By Alessia Trotta, Intelligence & Political Advisor of STAM Strategic & Partners Group Ltd, July 2020

Lo scorso 5 luglio i palestinesi hanno lanciato tre razzi dalla Striscia di Gaza sul territorio di Israele. A denunciarlo l’esercito israeliano. Nessuna rivendicazione immediata da parte palestinese. Nel sud di Israele sono subito suonate le sirene d’allarme mettendo in agitazione la popolazione.
Non è tardata la risposta dell’aviazione israeliana che, tramite il portavoce militare israeliano, ha fatto sapere che durante la risposta sono state centrate “infrastrutture sotterranee appartenenti al gruppo terroristico di Hamas”.
A fine giugno, Hamas aveva avvertito Israele che la pianificazione dell’annessione di parte della Cisgiordania equivaleva a “una dichiarazione di guerra”. È indubbio che Hamas ed i suoi sostenitori abbiano nelle loro menti una confusione tale in merito alla divisione della Cisgiordania avvenuta durante il processo di Oslo. Confusione, la loro, da non essere trascurata, considerando le loro reazioni nei confronti di Israele.
Israele non vuole occupare alcun territorio, tanto meno annetterlo. Annessione significa “atto con cui uno stato amplia il proprio territorio estendendo la propria sovranità su quello di un altro”. Le zone della Giudea e della Samaria, su cui Israele vuole estendere la sua legge civile, appartengono a quelle zone che, durante gli Accordi di Oslo del 1993, vennero attribuite all’amministrazione Israeliana. Tali zone, in seguito alla vittoria della Guerra dei Sei giorni – aggressione degli eserciti arabi nei confronti di Israele – erano già sotto il controllo israeliano dal 1967. Non va dimenticato, inoltre, che l’Accordo di Oslo ebbe come firmatari l’Organizzazione per la liberazione della Palestina e l’Unione Europea e gli USA come testimoni!
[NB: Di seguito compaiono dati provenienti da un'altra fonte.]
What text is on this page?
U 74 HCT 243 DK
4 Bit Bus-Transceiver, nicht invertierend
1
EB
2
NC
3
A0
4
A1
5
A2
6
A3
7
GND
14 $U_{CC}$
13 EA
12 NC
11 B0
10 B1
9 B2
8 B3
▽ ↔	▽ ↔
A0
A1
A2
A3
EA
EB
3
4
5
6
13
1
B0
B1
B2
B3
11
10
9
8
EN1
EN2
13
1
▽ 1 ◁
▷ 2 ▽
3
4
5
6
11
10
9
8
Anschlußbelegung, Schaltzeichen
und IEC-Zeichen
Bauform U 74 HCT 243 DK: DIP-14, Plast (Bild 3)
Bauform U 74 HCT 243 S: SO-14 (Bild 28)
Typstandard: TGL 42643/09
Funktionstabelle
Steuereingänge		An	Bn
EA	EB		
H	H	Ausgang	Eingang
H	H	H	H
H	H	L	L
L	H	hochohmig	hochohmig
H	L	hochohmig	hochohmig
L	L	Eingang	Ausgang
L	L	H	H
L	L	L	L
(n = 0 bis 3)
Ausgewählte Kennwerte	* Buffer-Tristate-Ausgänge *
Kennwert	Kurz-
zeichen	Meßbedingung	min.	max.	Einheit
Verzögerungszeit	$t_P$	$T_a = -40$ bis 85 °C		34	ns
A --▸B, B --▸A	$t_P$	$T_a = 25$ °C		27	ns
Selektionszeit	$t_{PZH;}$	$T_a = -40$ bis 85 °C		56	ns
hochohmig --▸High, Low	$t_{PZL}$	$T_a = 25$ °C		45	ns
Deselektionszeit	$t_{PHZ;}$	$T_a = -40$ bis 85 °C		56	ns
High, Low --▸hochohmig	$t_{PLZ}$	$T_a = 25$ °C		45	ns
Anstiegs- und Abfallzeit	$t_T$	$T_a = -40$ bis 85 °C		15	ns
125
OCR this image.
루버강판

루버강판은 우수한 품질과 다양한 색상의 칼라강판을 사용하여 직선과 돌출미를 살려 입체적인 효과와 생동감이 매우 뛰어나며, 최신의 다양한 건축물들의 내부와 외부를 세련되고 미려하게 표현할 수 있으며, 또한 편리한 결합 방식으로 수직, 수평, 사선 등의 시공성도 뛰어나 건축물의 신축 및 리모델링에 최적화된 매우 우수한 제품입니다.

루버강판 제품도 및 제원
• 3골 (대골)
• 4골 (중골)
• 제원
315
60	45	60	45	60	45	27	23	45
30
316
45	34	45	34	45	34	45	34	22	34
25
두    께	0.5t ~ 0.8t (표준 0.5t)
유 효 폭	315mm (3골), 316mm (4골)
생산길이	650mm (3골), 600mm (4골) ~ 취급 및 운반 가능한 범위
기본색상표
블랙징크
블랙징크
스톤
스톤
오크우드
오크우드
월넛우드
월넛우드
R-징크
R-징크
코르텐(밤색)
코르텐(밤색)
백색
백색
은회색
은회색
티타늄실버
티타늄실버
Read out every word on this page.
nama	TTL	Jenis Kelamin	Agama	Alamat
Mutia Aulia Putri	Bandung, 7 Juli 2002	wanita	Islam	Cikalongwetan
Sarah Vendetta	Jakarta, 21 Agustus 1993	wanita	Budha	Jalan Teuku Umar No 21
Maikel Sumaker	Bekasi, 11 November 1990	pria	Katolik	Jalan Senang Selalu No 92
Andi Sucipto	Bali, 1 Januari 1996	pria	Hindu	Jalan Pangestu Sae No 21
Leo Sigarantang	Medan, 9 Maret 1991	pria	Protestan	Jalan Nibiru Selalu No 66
D’altra parte, i territori oggetto della polemica sono stati occupati illegalmente dalla Giordania dal 1948 al 1994. La Giordania, infatti, insieme ad Egitto, Siria ed altri stati arabi cercò in ogni modo di impedire la nascita dello Stato di Israele ma nel 1994, in seguito ad un trattato di pace, rinunciò alla zona che aveva occupato senza alcun riconoscimento internazionale.
Nel 1922 Giudea e Samaria facevano parte del Mandato Britannico, secondo le indicazioni date dalla Società delle Nazioni che lo aveva istituito su tutto l’attuale territorio di Israele e della Giordania, al preciso scopo di costituire una “casa nazionale” – ovvero uno stato – per il popolo ebraico. Il territorio oggetto del Mandato venne quasi subito diviso in due regioni politiche: la parte ad est del Giordano agli arabi, che divenne poi Regno di Giordania; la parte ad ovest del Giordano per gli ebrei. È indubbio che i due stati ci sono ed anche da molto tempo.
L’intenzione di Israele non è quindi annettere o occupare nulla ma semplicemente estendere la legge civile israeliana nei territori liberati nel 1967, abolendo di conseguenza il regime militare.
La Palestina, nonostante ciò, continuerà a cercare di intimidire Israele attraverso il lancio di missili e perlopiù su zone abitate da civili. Israele non potrà fare a meno di rispondere. Dall’Europa partiranno sicuramente tentativi per imporre sanzioni allo Stato Ebraico e dagli USA non potranno mancare le solite lettere minacciose a firma dei senatori americani che remano contro Trump e contro ogni suo programma. Nulla di nuovo. A dare manforte provvederanno, quasi sicuramente, anche la maggior parte dei rappresentanti del centro sinistra italiano. Tutto ciò avverrà senza tener conto che non c’è alcuna base legale su cui poggiarsi poiché, di fatto, l’Autorità Palestinese non è assolutamente uno stato secondo i criteri internazionalmente riconosciuti. Oltretutto, mai le è stata ceduta la sovranità su Giudea e Samaria.
La soluzione di Trump, ovvero la possibilità da parte di Israele di applicare la sua sovranità su Giudea e Samaria in quanto essenziali per la sua sicurezza, è per molti discutibile ma, rispetto ad altre proposte del passato, è sicuramente quella con una base molto più logica.